June 29, 2021
by Neel Hajra, Former AAACF CEO
As a life-long resident of Washtenaw County, I love that the Ann Arbor Area Community Foundation (AAACF) engages in a wide and diverse range of philanthropic activities to address an evolving community. If forced to identify just one example of how AAACF has evolved in recent years, it would be our Community Scholarship Program (CSP). That’s because CSP is more than a scholarship program—it embeds multiple new philosophies and AAACF’s new Core Values (Prioritizing Community, Pursuing Equity, Earning Trust, Leveraging Knowledge & Enhancing Collaboration). Although CSP has been on my mind during this season of celebrating high school and college graduations (and do watch the video about our 12 CSP college grads!), I want to reflect on CSP now as an illustration of how we are approaching our work in general moving forward.
- Address root causes: Rather than just focusing on the symptoms of a problem, more and more AAACF is considering how to address the root cause of those symptoms — the broader systemic issues. AAACF has always given scholarships, but CSP is designed to promote degree attainment through multi-year awards and a dedicated college success coach. Research shows that empowering young adults with college degrees can lead to more income, better health, and greater life satisfaction. Merely awarding one-time scholarships was not addressing the broader goal of earning two- and four-year degrees.
- Reframe our work in terms of outcomes: When we started thinking of our work as a degree attainment program, it led us to focus on outcomes. We’re tracking those through a longitudinal evaluation that will help us understand the impact of the college success coaches. We also realized that to meet outcomes we needed to do even more along the way, so we established an emergency needs fund to help keep students in school and enhanced our funding packages, including flexibility in the timing of payouts.
- Be data-driven: CSP was built on data that showed us local students with certain backgrounds would benefit the most from our support (students of color, first generation college students, and students from economically disadvantaged families). We continue to review data such as the program evaluation. Data keeps us accountable by tracking the graduation rates for our scholars (CSP students are graduating at twice the rate of what would otherwise be expected based on their backgrounds!).
- Prioritize community: Philanthropic scholarships tend to reflect the backgrounds of donors who establish them. We've been so gratified that taking a community-first approach (where our target populations don't necessarily match our donors' backgrounds) has actually increased donor support. Our supporters are inspired by our community-driven goals to address local needs and opportunities with measurable outcomes. Students from Washtenaw County schools and their families, teachers, and counselors, along with donors, supporters, volunteers, and partners who believe in the power of scholarships make CSP a true “community” program.

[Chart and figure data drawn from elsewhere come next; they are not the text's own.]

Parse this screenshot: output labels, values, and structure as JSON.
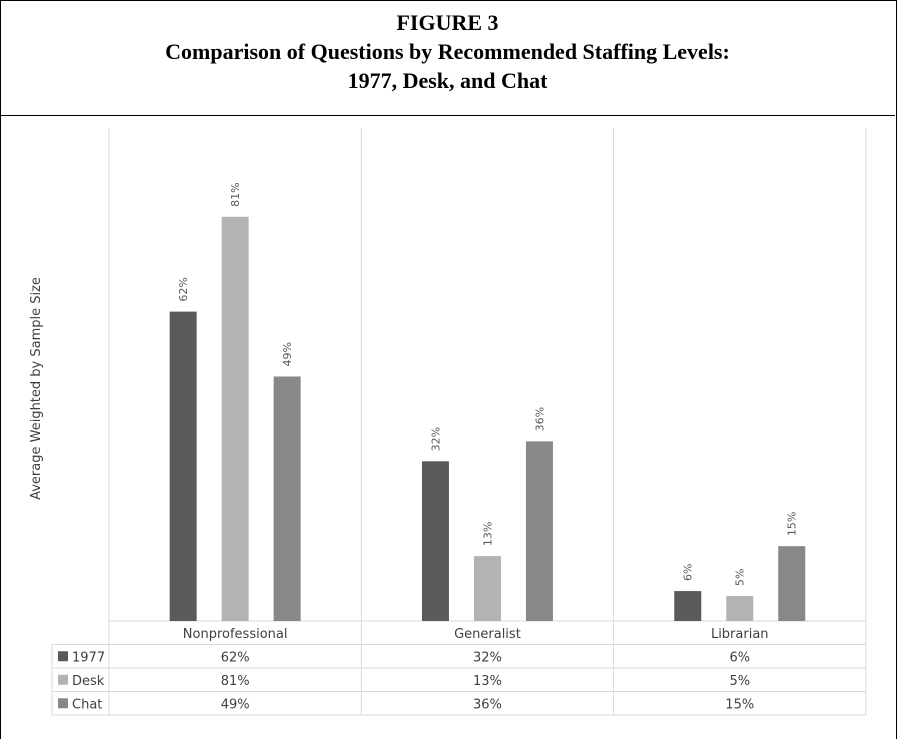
{
  "figure": {
    "label": "FIGURE 3",
    "title_line1": "Comparison of Questions by Recommended Staffing Levels:",
    "title_line2": "1977, Desk, and Chat"
  },
  "chart_data": {
    "type": "bar",
    "ylabel": "Average Weighted by Sample Size",
    "categories": [
      "Nonprofessional",
      "Generalist",
      "Librarian"
    ],
    "series": [
      {
        "name": "1977",
        "values": [
          62,
          32,
          6
        ],
        "labels": [
          "62%",
          "32%",
          "6%"
        ],
        "color": "#5a5a5a"
      },
      {
        "name": "Desk",
        "values": [
          81,
          13,
          5
        ],
        "labels": [
          "81%",
          "13%",
          "5%"
        ],
        "color": "#b3b3b3"
      },
      {
        "name": "Chat",
        "values": [
          49,
          36,
          15
        ],
        "labels": [
          "49%",
          "36%",
          "15%"
        ],
        "color": "#888888"
      }
    ],
    "ylim": [
      0,
      100
    ],
    "grid": false,
    "legend": "data-table"
  }
}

- Use an equity lens: CSP provides resources to “level the playing field”— the very name of the fund that seeded the program in recognition of the inequities around accessing scholarships and preparing students to enroll in college and persist to degree attainment. We are comfortable focusing on students with particular backgrounds because it's where we can make the greatest impact on those scholars and also for the community as a whole. The merit of the CSP students is proven by their persistence and success.

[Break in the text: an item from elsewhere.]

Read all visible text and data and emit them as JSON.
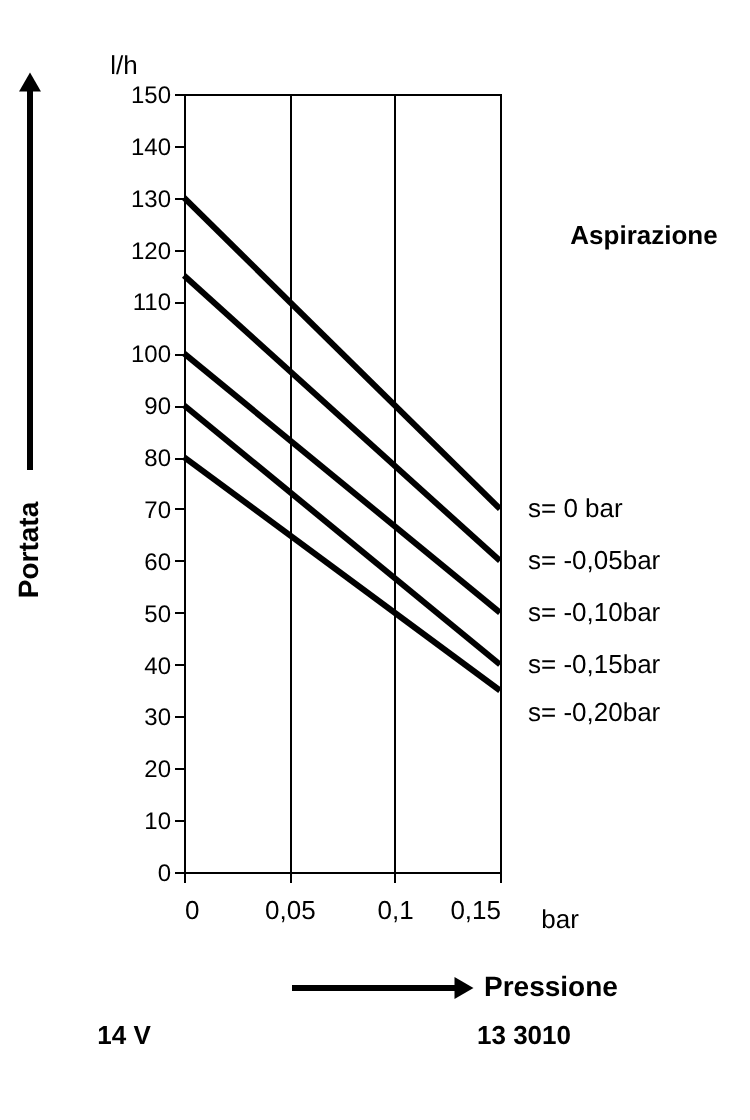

- Consider how philanthropy interacts with policy: We've become more aware that philanthropic work can be enhanced or defeated by state or federal policy. For example, through CSP we've discovered that many colleges in Michigan practice scholarship displacement, where they reduce a scholar's award by the amount of their private scholarship support. The net result is no financial benefit to our scholars. In addition to coordinating with colleges to mitigate these results, we are also engaging at the state level to explore potential policy reforms that ensure that deserving scholars get every dollar of benefit from us and from their colleges. We've helped lead statewide conversations among coalitions of foundations and colleges and we're coordinating with the Council of Michigan Foundations on solutions including the potential for adjustments to state or federal laws that reduce the impact of scholarship displacement.